Сначала Нью-Йорк. В бывшей столице мира арестовали сына айтишника за то, что он был сыном айтишника. Необходимо было пообщаться с местным фэбээровцем, который вел дело, найти вменяемых адвокатов, встретиться с молодым парнем и вообще понять, что происходит в их «демократии». Родители несчастного хорошо помнили, что в бытность суда над Япончиком (Вячеславом Кирилловичем Иваньковым) я убедил американских коллег поменять стратегию, и с двадцати лет, о которых просила прокуратура, суду пришлось снять двенадцать. После Нью-Йорка тоже неблизкий полет, но без походов по тюрьмам. Наследственное дело выходцев из Советского Союза в Тель-Авиве. Ушедшая в небытие очень состоятельная дама оставила все свое весьма внушительное наследство любимому, неглупому и красивому молодому человеку. Казалось бы, все хорошо, но любимым неожиданно оказался не новый муж и даже не усыновленный сын, а неведомый красивый мужчина в Москве… Против восстали взрослые детки, маленькие внуки, знакомые и собаки. Запутанная история. Прямо то, что люблю.

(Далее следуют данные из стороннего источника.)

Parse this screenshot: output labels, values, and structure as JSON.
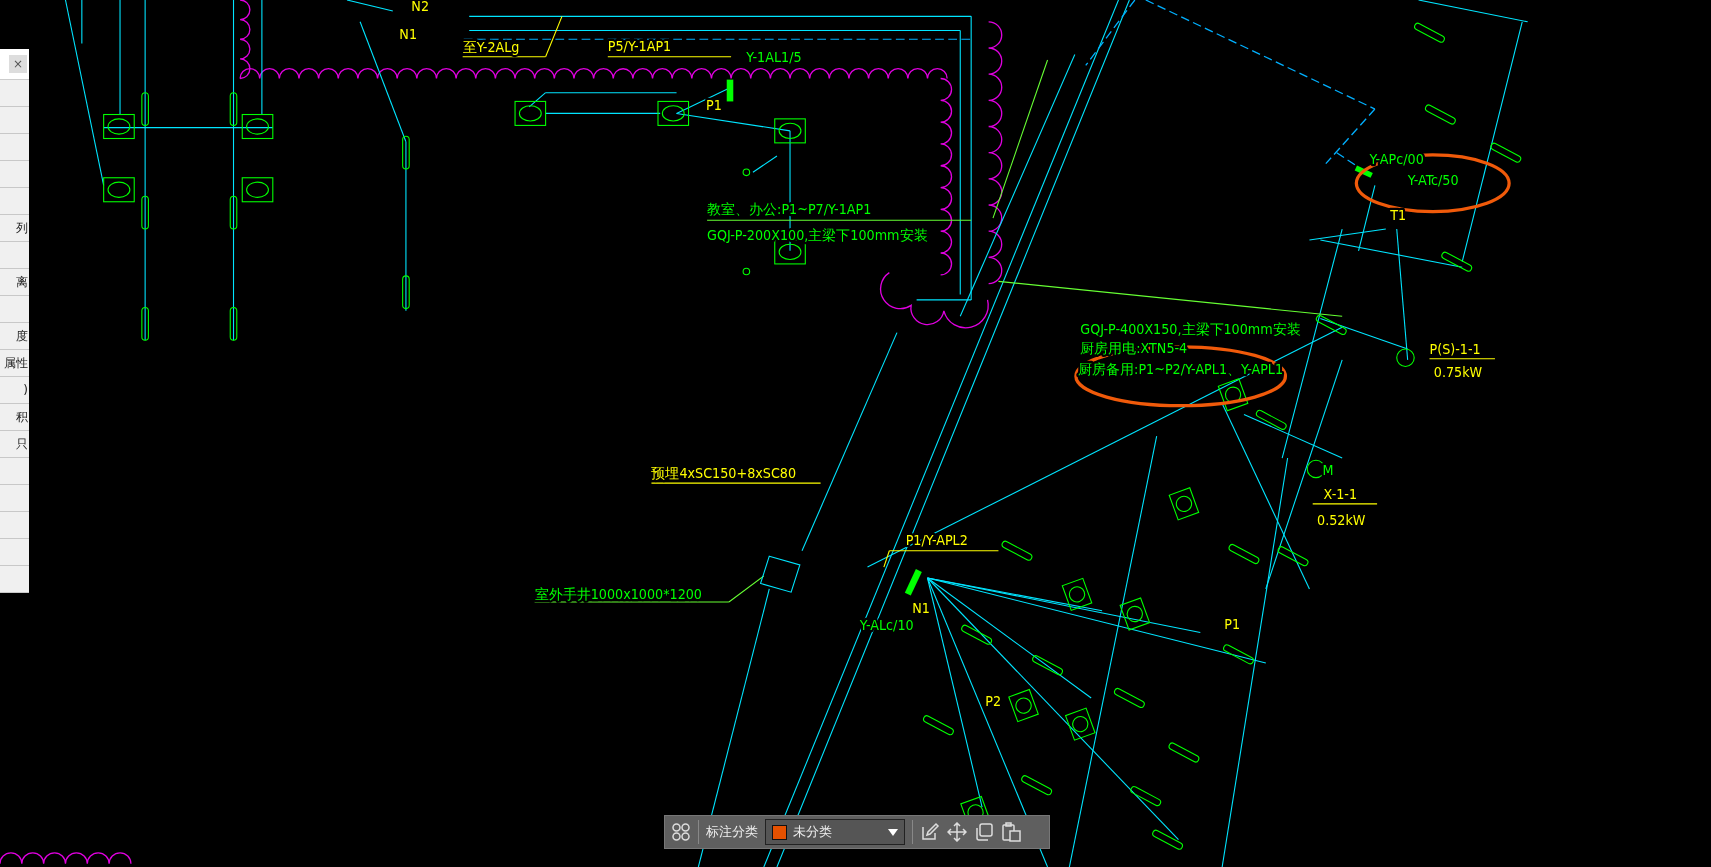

Механически собирая вещи, я в сотый раз пытался систематизировать вопросы, не дающие мне покоя ни днем, ни лежа.

«Почему исчез Виген?»

«И куда он исчез?»

«Какую аферу готовили мне с картиной Пименова? Просто продать подделку? Наивно и глупо. Тут что-то намного сложнее. Хотя… Неужели Виген Худоян был такого плохого мнения обо мне? Он же должен был понимать, что рано или поздно я докопаюсь до истины. Может быть, с возрастом я стал дебиловат с виду? Нет, вроде непохоже…»

«Что за история с отпечатками пальцев? Вернее, с их отсутствием».

«Кто еще бывал в этом магазине? Надо спросить у Сергея Анатольевича. При обыске должны же были найти хоть какие-нибудь документы. Если это известные коллекционеры, то я большинство из них знаю. Встретиться и переговорить с ними элементарно просто. Есть шанс понять и узнать что-то новое. А главное, полезное».

«Молодые люди, помогавшие Вигену нести картину. Кто они?»

«Можно ли получить адрес настоящего Вигена в Лос-Анджелесе? Надо попробовать с ним связаться».

«История с картиной Кузнецова тоже мутная. Стоп! А какие показания дал тот самый бывший владелец – состоятельный выходец из Узбекистана? Естественно, до того как умер, но после того как его обокрали».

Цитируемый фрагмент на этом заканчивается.